The teens passed out sacks of fruit, bread and other food. After about an hour, they got back on the bus and drove out of the dump through open fields with cows and piles of garbage.
“People with fabric over their faces were going through the garbage looking for something they could eat or sell,” Pelliccione said.
Gatta, who brought a camera to document the trip, couldn’t bring himself to photograph some scenes that day such as people so poor they had no clothes to wear. “I didn’t want to treat them as though they were animals in a zoo,” he said.
An adult chaperone, who is a filmmaker, told him to get past that feeling and to document what he saw.
“They are living that way right now as we speak,” Gatta reflected from home. It made him consider what we really need, he said. “Do we really need an iPod?” On the other hand, he said, the experience made him “appreciate having the iPod, as well as a warm bed and something to eat.”
Gatta is compiling a photo album to share with friends and family.

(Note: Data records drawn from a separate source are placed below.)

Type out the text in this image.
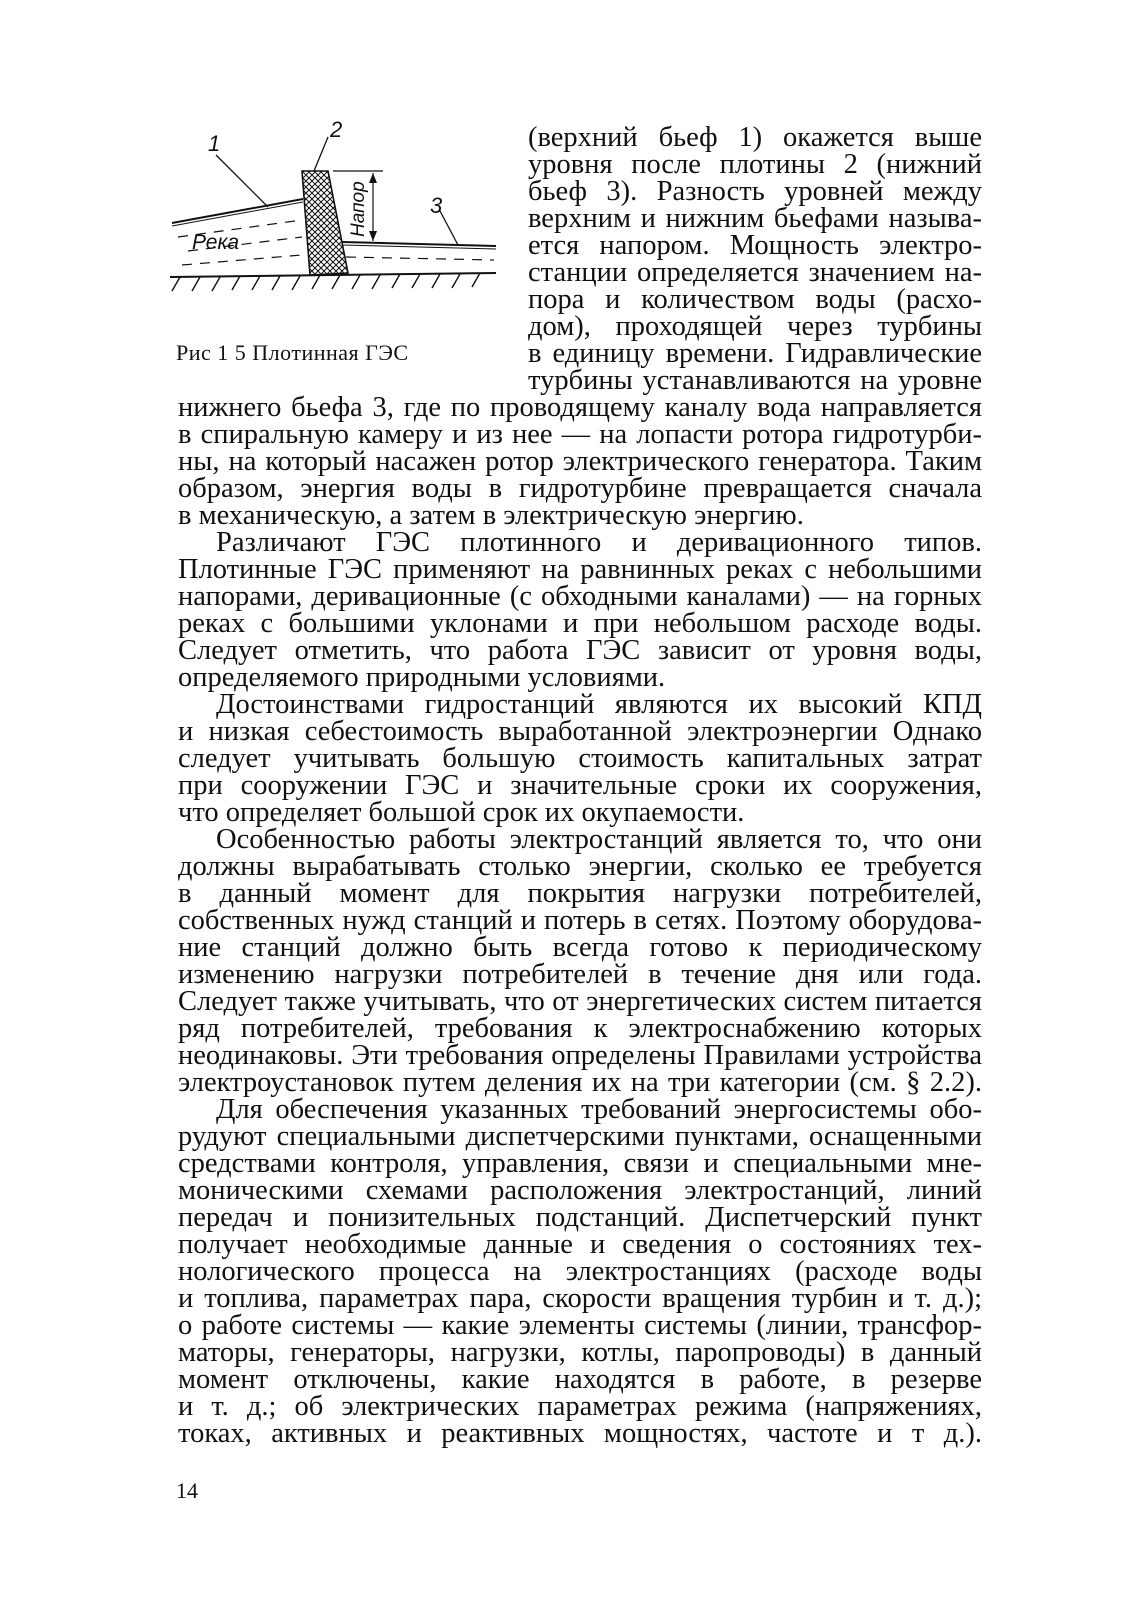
1
2
3
Река
Напор
Рис 1 5 Плотинная ГЭС
(верхний бьеф 1) окажется выше
уровня после плотины 2 (нижний
бьеф 3). Разность уровней между
верхним и нижним бьефами называ-
ется напором. Мощность электро-
станции определяется значением на-
пора и количеством воды (расхо-
дом), проходящей через турбины
в единицу времени. Гидравлические
турбины устанавливаются на уровне
нижнего бьефа 3, где по проводящему каналу вода направляется
в спиральную камеру и из нее — на лопасти ротора гидротурби-
ны, на который насажен ротор электрического генератора. Таким
образом, энергия воды в гидротурбине превращается сначала
в механическую, а затем в электрическую энергию.
Различают ГЭС плотинного и деривационного типов.
Плотинные ГЭС применяют на равнинных реках с небольшими
напорами, деривационные (с обходными каналами) — на горных
реках с большими уклонами и при небольшом расходе воды.
Следует отметить, что работа ГЭС зависит от уровня воды,
определяемого природными условиями.
Достоинствами гидростанций являются их высокий КПД
и низкая себестоимость выработанной электроэнергии Однако
следует учитывать большую стоимость капитальных затрат
при сооружении ГЭС и значительные сроки их сооружения,
что определяет большой срок их окупаемости.
Особенностью работы электростанций является то, что они
должны вырабатывать столько энергии, сколько ее требуется
в данный момент для покрытия нагрузки потребителей,
собственных нужд станций и потерь в сетях. Поэтому оборудова-
ние станций должно быть всегда готово к периодическому
изменению нагрузки потребителей в течение дня или года.
Следует также учитывать, что от энергетических систем питается
ряд потребителей, требования к электроснабжению которых
неодинаковы. Эти требования определены Правилами устройства
электроустановок путем деления их на три категории (см. § 2.2).
Для обеспечения указанных требований энергосистемы обо-
рудуют специальными диспетчерскими пунктами, оснащенными
средствами контроля, управления, связи и специальными мне-
моническими схемами расположения электростанций, линий
передач и понизительных подстанций. Диспетчерский пункт
получает необходимые данные и сведения о состояниях тех-
нологического процесса на электростанциях (расходе воды
и топлива, параметрах пара, скорости вращения турбин и т. д.);
о работе системы — какие элементы системы (линии, трансфор-
маторы, генераторы, нагрузки, котлы, паропроводы) в данный
момент отключены, какие находятся в работе, в резерве
и т. д.; об электрических параметрах режима (напряжениях,
токах, активных и реактивных мощностях, частоте и т д.).
14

Even though these children live in poverty, he said, he looks at the photos and sees smiles.
It wouldn’t be an exaggeration to say the visitors were “shell-shocked,” by the experience, Gatta said. On one hand it was fun to be with the kids, but it was also terribly sad. “It changed our lives.”
Gatta had already been thinking of becoming a doctor, but this trip clarified that goal – he now wants to become a pediatrician with a mission group such as Doctors Without Borders.
Before making the trip, Pelliccione thought about a medical career, but was discouraged by the long years of study. Now he says, “it would all be worth it” to be able to go back to Nicaragua to help.
“It was depressing,” Bozzuffi said of the dump. “Hard to believe that people lived there every day. It was devastating.”
When she returned to the U.S. she tried to tell friends, but they “can’t fully understand…how deeply Nicaragua affected me, the emotional connection.” She says she’ll never forget it.
“From being there I learned to appreciate things. They can’t drink the water there. Here I can take a long shower and have AC….Wow! I am so lucky.”
DiCarlo hopes to become a psychologist. Whether he can offer medical skills or not, “I definitely want to go back there.”
The hardest part of the trip was visiting the dump, he said. “After half an hour I was coughing from the smell.” Father Andreassi put it best, he said, by calling it “hell on earth.” The water was polluted and people got their food “out of the garbage.”
Since he’s been back, he has tried to tell friends, but “they can’t understand because they haven’t been there.”
“Anyone who gets a chance to do this should. This kind of experience puts everything in perspective. I’ve learned to appreciate things.”